JLL Helps College Campuses to Become Carbon Neutral
By Rachel Leber
CHICAGO — For colleges and universities around the U.S., carbon neutral campuses are becoming a reality with the guidance and consult of JLL, a professional services firm and real estate company headquartered in Chicago. Between the environmental benefits and the significant cost savings that come from carbon neutrality, college campuses are signing up to work with JLL more and more over the past 10 years as an investment in their own resources and long-term well-being as healthy and environmentally-positive organizations.
Most campuses are already on the road to basic environmental sustainability, according to Bob Best, head of energy and sustainability at JLL. Best explained that campuses nationwide are pursuing LEED certification status, campus recycling programs and bike-friendly campuses. However, becoming carbon neutral requires a different level of effort, according to Best, and this is how JLL steps into the picture with colleges. JLL offers consulting services to schools regarding the best way to effect positive change with regards to energy and sustainability, and how best to prioritize their sustainability goals within budget limitations.
The solutions that JLL recommends to colleges include a wide range of options, from the installation of sophisticated technologies that can monitor lighting, cooling and heating, to lower-cost and simpler “best practices” such as turning off lights in unoccupied spaces and turning down thermostats to different set points on a regular basis. According to Best, the top five ways that JLL helps colleges look at energy and financial savings is to start in areas of smart building technology, working with lighting (the installation of LED as well as lighting controls and sensors), waste management, clean energy (the use of solar arrays and other alternative energy sources) and encouraging campuses to engage in power purchase agreements. Daylighting in particular is a strategy that many college campuses have implemented for the positive impacts it has on student performance, according to Best, as there is proven research and studies that have proven this to be the case.
In addition to recommending and implementing environmentally sustainable solutions for college campuses, JLL consults organizations on the best way to be strategic and effective with their dollars. “One mistake colleges make is looking at one issue at a time. In some cases, campuses may be worrying about their lighting costs, when upon further investigation, it turns out their fans are not working properly,” said Best in a statement. “JLL looks at the whole picture, and then makes recommendations on the best way to implement solutions over the long-term.”
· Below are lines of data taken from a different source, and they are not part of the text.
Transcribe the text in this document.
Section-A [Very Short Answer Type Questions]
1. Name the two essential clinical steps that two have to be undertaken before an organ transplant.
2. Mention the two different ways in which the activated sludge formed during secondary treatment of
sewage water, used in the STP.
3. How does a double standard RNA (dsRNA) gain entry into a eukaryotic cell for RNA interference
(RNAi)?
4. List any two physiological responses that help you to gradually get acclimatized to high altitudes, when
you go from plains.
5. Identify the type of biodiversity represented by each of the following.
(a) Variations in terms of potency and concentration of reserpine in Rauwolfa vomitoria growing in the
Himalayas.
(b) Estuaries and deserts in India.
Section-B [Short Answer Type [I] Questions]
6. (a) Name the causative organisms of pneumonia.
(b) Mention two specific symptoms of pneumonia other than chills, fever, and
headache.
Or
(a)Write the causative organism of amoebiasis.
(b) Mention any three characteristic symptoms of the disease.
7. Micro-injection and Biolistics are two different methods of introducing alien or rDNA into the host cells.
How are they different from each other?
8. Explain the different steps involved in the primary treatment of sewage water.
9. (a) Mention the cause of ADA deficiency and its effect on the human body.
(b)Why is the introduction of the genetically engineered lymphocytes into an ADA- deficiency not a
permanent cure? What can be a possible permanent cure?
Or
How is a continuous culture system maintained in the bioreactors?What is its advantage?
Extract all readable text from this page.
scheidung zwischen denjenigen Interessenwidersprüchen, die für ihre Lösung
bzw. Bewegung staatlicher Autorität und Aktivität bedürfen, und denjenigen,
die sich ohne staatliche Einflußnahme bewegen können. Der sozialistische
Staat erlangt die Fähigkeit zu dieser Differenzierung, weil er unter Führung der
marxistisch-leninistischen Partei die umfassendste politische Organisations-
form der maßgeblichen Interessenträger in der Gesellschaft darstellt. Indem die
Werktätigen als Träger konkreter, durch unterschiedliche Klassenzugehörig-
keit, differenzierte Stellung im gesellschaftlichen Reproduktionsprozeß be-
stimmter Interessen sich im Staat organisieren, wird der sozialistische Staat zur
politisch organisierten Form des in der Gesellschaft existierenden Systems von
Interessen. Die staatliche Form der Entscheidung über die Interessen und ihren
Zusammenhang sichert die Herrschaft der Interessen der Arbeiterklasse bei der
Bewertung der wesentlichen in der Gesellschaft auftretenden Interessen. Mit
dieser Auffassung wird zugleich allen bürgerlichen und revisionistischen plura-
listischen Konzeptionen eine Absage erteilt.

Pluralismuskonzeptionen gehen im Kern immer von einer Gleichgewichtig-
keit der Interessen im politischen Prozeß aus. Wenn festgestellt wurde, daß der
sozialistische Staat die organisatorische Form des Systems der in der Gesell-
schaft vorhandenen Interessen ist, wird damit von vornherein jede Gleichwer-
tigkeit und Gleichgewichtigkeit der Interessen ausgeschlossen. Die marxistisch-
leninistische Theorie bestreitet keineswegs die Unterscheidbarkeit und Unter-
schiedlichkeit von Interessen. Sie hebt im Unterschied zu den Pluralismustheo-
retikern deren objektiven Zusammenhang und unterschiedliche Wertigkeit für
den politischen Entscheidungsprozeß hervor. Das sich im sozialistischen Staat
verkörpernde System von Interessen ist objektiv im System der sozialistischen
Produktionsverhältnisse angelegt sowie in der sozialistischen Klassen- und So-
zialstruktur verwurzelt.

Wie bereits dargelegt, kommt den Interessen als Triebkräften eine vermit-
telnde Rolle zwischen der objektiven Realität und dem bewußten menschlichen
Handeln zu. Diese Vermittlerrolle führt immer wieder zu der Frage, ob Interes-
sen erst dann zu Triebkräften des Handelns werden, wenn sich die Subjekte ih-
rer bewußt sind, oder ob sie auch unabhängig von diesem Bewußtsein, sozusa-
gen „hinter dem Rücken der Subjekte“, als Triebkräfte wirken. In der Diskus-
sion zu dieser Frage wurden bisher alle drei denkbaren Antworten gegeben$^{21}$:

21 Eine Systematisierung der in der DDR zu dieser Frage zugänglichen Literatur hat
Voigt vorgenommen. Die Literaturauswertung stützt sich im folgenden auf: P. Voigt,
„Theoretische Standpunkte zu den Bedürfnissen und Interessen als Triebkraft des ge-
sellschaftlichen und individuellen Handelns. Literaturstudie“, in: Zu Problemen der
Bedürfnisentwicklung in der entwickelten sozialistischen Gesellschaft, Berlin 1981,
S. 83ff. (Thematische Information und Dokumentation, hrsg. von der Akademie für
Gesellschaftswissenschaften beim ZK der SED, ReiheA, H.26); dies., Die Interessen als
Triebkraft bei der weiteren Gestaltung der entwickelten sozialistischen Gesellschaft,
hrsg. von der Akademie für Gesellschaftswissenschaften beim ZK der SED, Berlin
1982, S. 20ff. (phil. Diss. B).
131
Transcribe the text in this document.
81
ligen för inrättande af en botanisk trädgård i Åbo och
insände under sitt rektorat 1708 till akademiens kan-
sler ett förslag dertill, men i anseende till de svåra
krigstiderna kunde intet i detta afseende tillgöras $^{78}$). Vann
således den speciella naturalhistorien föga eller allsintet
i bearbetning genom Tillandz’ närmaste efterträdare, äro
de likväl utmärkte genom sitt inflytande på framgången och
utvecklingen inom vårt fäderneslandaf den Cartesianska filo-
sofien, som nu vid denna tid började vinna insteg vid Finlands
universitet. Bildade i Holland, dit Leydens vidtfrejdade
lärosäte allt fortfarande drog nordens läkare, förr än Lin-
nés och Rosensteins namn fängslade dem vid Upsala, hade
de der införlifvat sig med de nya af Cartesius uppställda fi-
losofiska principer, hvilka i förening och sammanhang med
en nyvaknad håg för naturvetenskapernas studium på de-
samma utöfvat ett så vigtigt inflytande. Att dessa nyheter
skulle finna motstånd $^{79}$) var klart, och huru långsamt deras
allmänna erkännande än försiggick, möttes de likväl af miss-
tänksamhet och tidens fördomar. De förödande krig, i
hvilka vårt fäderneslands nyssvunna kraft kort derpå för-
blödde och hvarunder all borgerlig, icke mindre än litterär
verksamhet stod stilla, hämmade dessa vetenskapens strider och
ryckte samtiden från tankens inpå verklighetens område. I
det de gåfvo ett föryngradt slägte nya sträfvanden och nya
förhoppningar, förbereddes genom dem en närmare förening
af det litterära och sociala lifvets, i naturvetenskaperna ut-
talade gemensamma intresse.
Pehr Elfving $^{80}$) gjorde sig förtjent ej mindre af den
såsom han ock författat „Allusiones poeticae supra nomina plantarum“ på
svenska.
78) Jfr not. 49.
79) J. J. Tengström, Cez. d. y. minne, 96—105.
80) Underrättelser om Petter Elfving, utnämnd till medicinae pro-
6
While the pursuit of carbon neutrality requires both resources and commitment on the part of any organization, the benefits of converting to carbon-neutrality for college campuses is well worth the effort, according to Best. “Small steps can make a significant impact on a college or university’s overall journey to carbon neutrality,” said Best in a statement. “For example, a university in Boston found that it could save approximately $180,000 per year for each degree of overcooling that was corrected campus-wide, and that number rose to $290,000 per degree when overheating was corrected. These are significant results for modest, easy-to-implement steps toward the larger sustainability goal.”
While the benefits of carbon-neutrality are threefold — reduction of overall environmental footprint, significant cost savings and higher productivity of building occupants — the financial savings for campuses tend to be the greatest motivator, according to Best. “If you go to clients, and talk to them about climate change and saving the environment, you don’t get an audience. You need to change the message to properly motivate people,” Best said in a statement. “Save energy, and you will save money,” is the message that has people lining up at JLL’s door, according to Best. “Sustainability almost always makes economic sense if you do it correctly,” he said.